2. Don’t feed the trolls. Is there someone who likes to make nasty comments on my posts? I don’t have to respond. If possible, I can find ways to keep them from seeing what I post. If it’s not someone I want to “unfriend,” I have no problem with blocking people from my Facebook wall. I’ve done it before and won’t hesitate to do it again. But in the meantime, I don’t need to get dragged down into the gutter to wallow with someone else who wants to take me there. I can peacefully move on without reacting.
3. BUT … I also need to be mindful of what I put out there. If I share things that are deeply personal (hello! like this blog), I also need to be prepared for the consequences of that.
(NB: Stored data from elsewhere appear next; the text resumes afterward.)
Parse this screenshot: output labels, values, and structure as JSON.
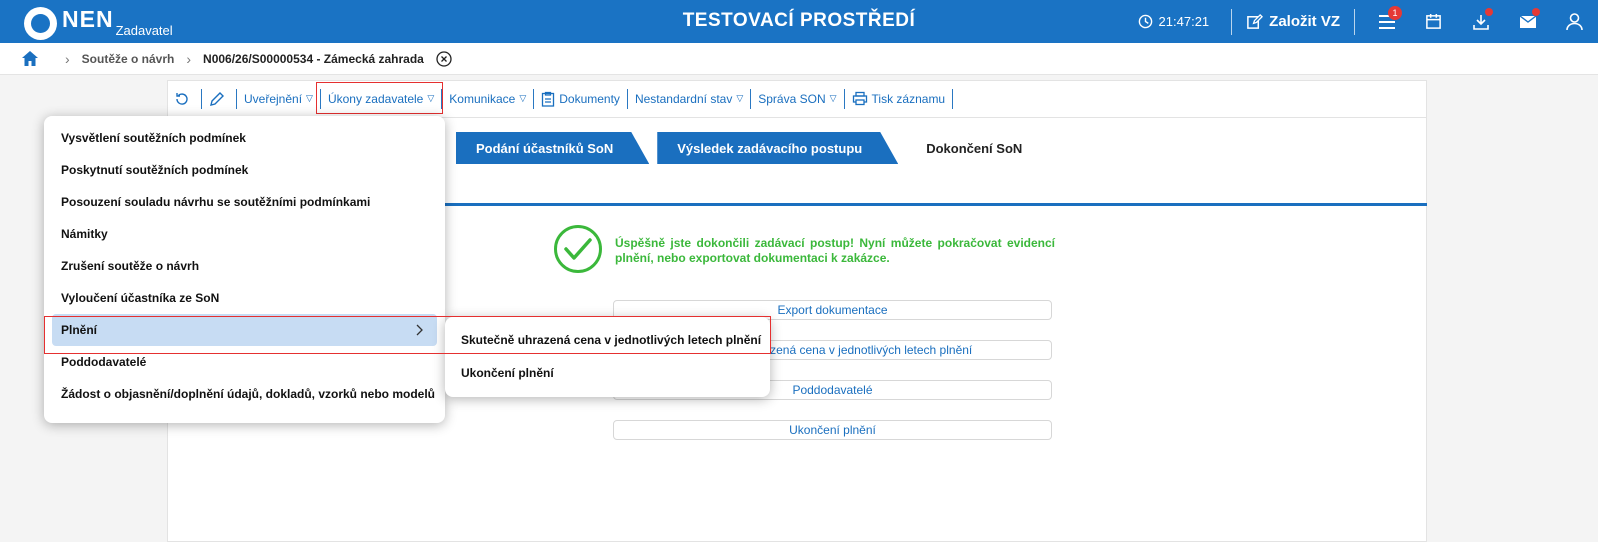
{
  "app": {
    "logo_text": "NEN",
    "logo_sub": "Zadavatel",
    "env_title": "TESTOVACÍ PROSTŘEDÍ",
    "clock": "21:47:21",
    "create_label": "Založit VZ",
    "menu_badge": "1"
  },
  "breadcrumb": {
    "items": [
      "Soutěže o návrh",
      "N006/26/S00000534 - Zámecká zahrada"
    ]
  },
  "toolbar": {
    "publish": "Uveřejnění",
    "actions": "Úkony zadavatele",
    "communication": "Komunikace",
    "documents": "Dokumenty",
    "nonstandard": "Nestandardní stav",
    "son_admin": "Správa SON",
    "print": "Tisk záznamu"
  },
  "tabs": [
    "Podání účastníků SoN",
    "Výsledek zadávacího postupu",
    "Dokončení SoN"
  ],
  "success": {
    "message": "Úspěšně jste dokončili zadávací postup! Nyní můžete pokračovat evidencí plnění, nebo exportovat dokumentaci k zakázce."
  },
  "actions": [
    "Export dokumentace",
    "Skutečně uhrazená cena v jednotlivých letech plnění",
    "Poddodavatelé",
    "Ukončení plnění"
  ],
  "menu": {
    "items": [
      "Vysvětlení soutěžních podmínek",
      "Poskytnutí soutěžních podmínek",
      "Posouzení souladu návrhu se soutěžními podmínkami",
      "Námitky",
      "Zrušení soutěže o návrh",
      "Vyloučení účastníka ze SoN",
      "Plnění",
      "Poddodavatelé",
      "Žádost o objasnění/doplnění údajů, dokladů, vzorků nebo modelů"
    ],
    "submenu": [
      "Skutečně uhrazená cena v jednotlivých letech plnění",
      "Ukončení plnění"
    ]
  },
  "colors": {
    "brand": "#1a73c4",
    "success": "#3bb83b",
    "highlight": "#e53030"
  }
}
I can’t attack people, ideas or institutions and not expect retribution.
4. I can create my own “happy space.” My Facebook and Twitter feeds are filled with positive, uplifting messages from different spiritual healers and other folks who spread a sense of peace, happiness, and serenity. On Facebook, I can block people from my newsfeed without unfriending them. Sometimes it’s the best way to coexist.
So what do you think? How have you learned to own your happiness online?